Statement On The Urgent Need For Additional COVID Funding

Source: United States Senator for Vermont Patrick Leahy

06.23.22

As Senators prepare to return to their home states for the July 4th holiday, it is frustrating that we have once again kicked the can down the road on providing the needed funding to address the ongoing COVID pandemic.  For months, the Administration, scientists, and health care experts have raised the alarm that we do not have the resources we need to stay ahead of this virus.  And with COVID, if you are not staying ahead of it, you are slipping behind, to the detriment of all Americans.

To keep our recovery afloat, we have robbed Peter to pay Paul.  Earlier this month, the Administration announced that it is repurposing $10 billion appropriated by Congress to help purchase additional vaccines and additional therapeutics because our stocks were running low.   

This was necessary.  Projections indicate that as many as 100 million Americans – nearly 1 in 3 – will be infected or re-infected with COVID this fall and winter as our immunity to this disease wanes.  The President requested COVID funding three months ago and our colleagues across the aisle have blocked the funding.  Without new funding appropriated by Congress, the Administration was left with no choice but to repurpose $10 billion, which experts across the board agree is wholly insufficient to prepare for the coming surge. 

But this choice will have consequences.  To pay for these vaccines and therapeutics, the Administration took the funding from research for the next generation of vaccines and sustaining our testing capacity.  It was not, as some Republican members have indicated, excess cash that was there simply for the taking.  This means that as the next surge crashes over the country, we will not have the resources necessary to ensure that people can get tested.  Have we already forgotten the mad scramble, driving from pharmacy to pharmacy, to find a rapid test so that we could safely spend the holidays with our loved ones just 6 months ago?  It means that as new variants emerge, we will not have the necessary resources to adequately continue the ground breaking research we have supported into next generation vaccines.

And – fueled by our waning immunity and insufficient vaccination efforts abroad – new variants will emerge and pose new threats to us here at home.  The desperate measures taken by the Administration in the absence of Congressional action do nothing to support a global vaccination effort that is running on fumes.  The U.S. Agency for International Development, which manages our global response to the COVID pandemic, has already obligated more than 95 percent of the funds they have available.  Soon they will have no choice but to start shutting down their vaccine delivery operations, which means more mutations, more variants, more infections, and more death abroad and at home.

Finally, I want to make clear that we do not have time left to act later.  This is not a problem that can be solved by flipping a switch.  In order to produce the tens of millions of doses of vaccines and therapeutics necessary to prepare for a fall surge, the government and biotech companies need to begin purchasing supplies now.  And the longer we wait, the further we will fall in line as other countries place their orders ahead of us.

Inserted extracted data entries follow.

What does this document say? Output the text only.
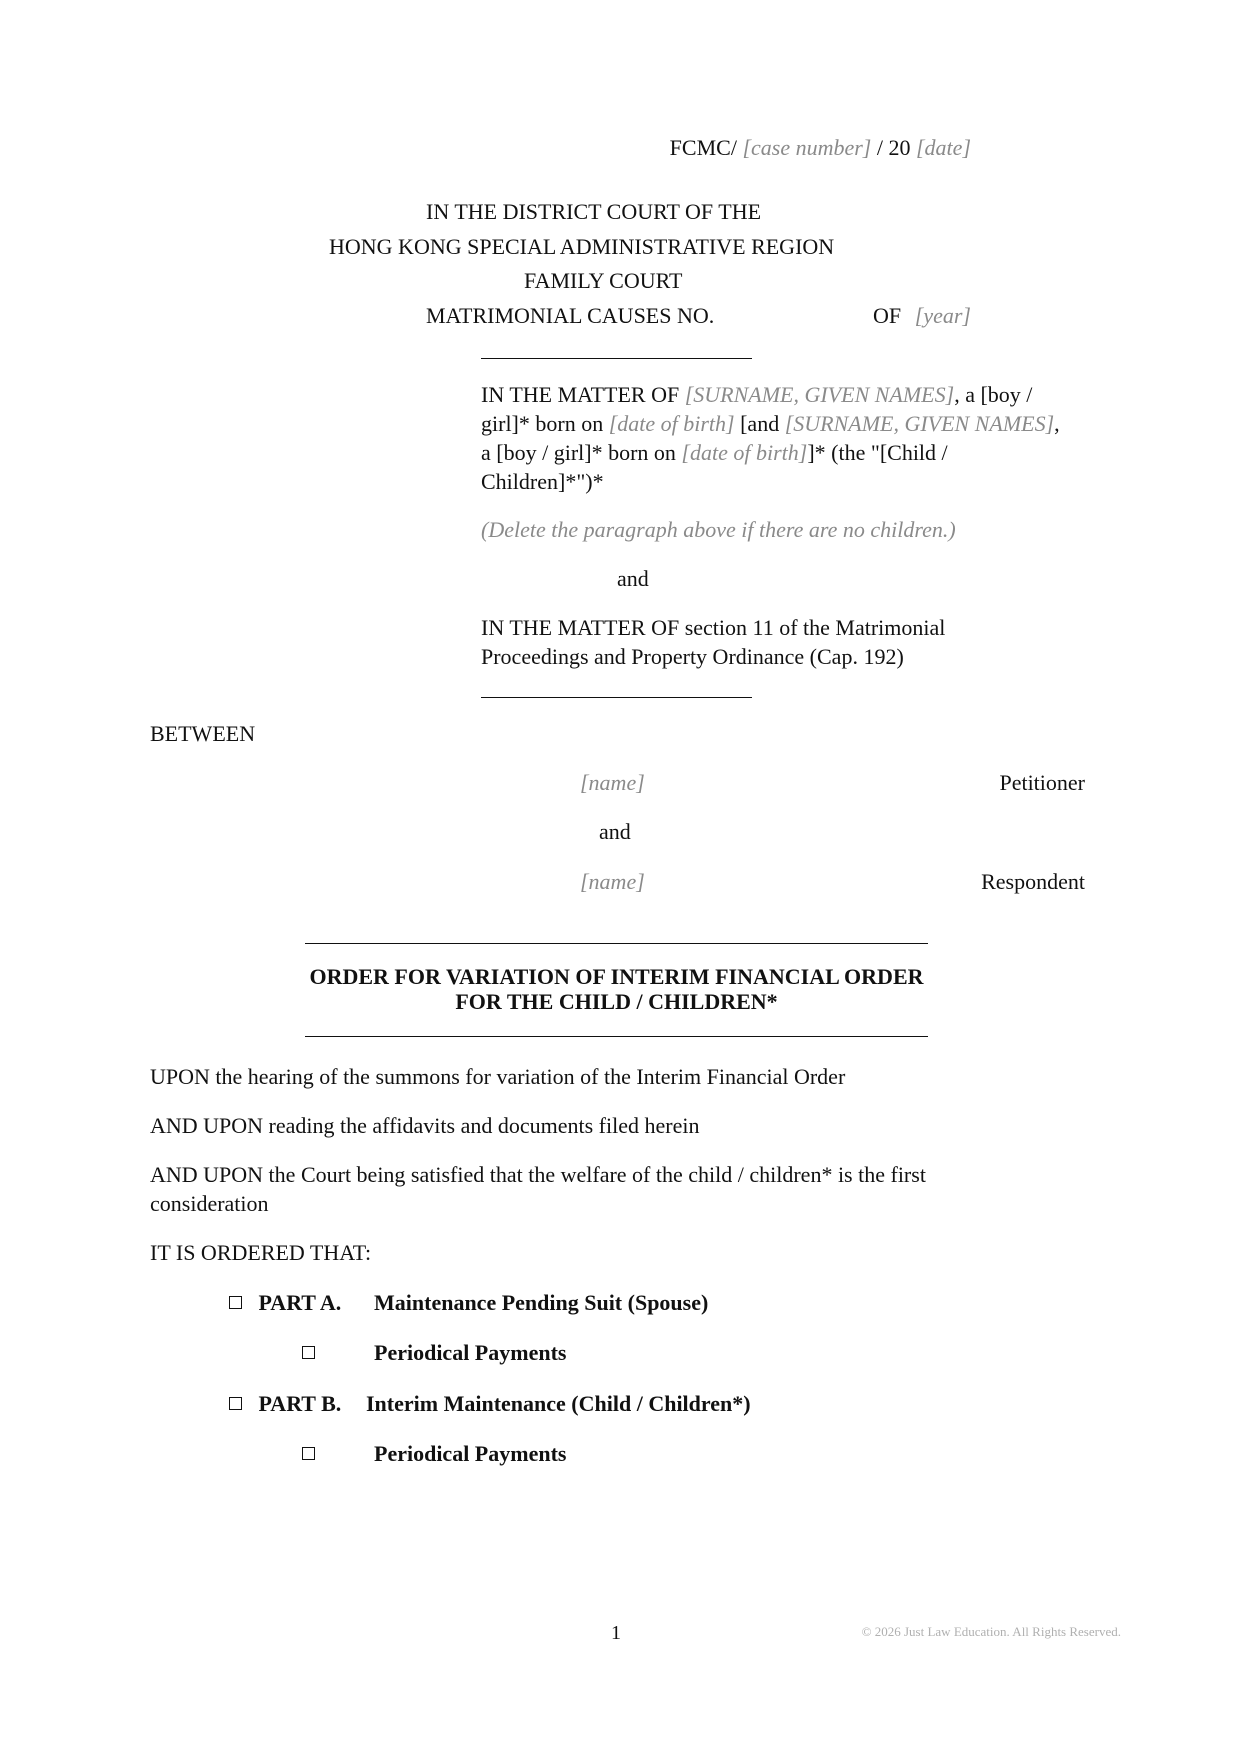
FCMC/ [case number] / 20 [date]
IN THE DISTRICT COURT OF THE
HONG KONG SPECIAL ADMINISTRATIVE REGION
FAMILY COURT
MATRIMONIAL CAUSES NO.	OF [year]
IN THE MATTER OF [SURNAME, GIVEN NAMES], a [boy / girl]* born on [date of birth] [and [SURNAME, GIVEN NAMES], a [boy / girl]* born on [date of birth]]* (the "[Child / Children]*")*
(Delete the paragraph above if there are no children.)
and
IN THE MATTER OF section 11 of the Matrimonial
Proceedings and Property Ordinance (Cap. 192)
BETWEEN
[name]	Petitioner
and
[name]	Respondent
ORDER FOR VARIATION OF INTERIM FINANCIAL ORDER
FOR THE CHILD / CHILDREN*
UPON the hearing of the summons for variation of the Interim Financial Order
AND UPON reading the affidavits and documents filed herein
AND UPON the Court being satisfied that the welfare of the child / children* is the first
consideration
IT IS ORDERED THAT:
PART A. Maintenance Pending Suit (Spouse)
Periodical Payments
PART B. Interim Maintenance (Child / Children*)
Periodical Payments
1	© 2026 Just Law Education. All Rights Reserved.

We cannot wait and see what happens.  That is why we were wholly unprepared for this pandemic in the first place – because we refused to invest in preparing for the worst.

So, like many, I am frustrated that we are once again leaving town without addressing this looming crisis.  Since March, I have repeatedly called on us to act.  As Chairman of the Senate Appropriations Committee, I will continue to make to make these calls and fight for these urgently needed resources.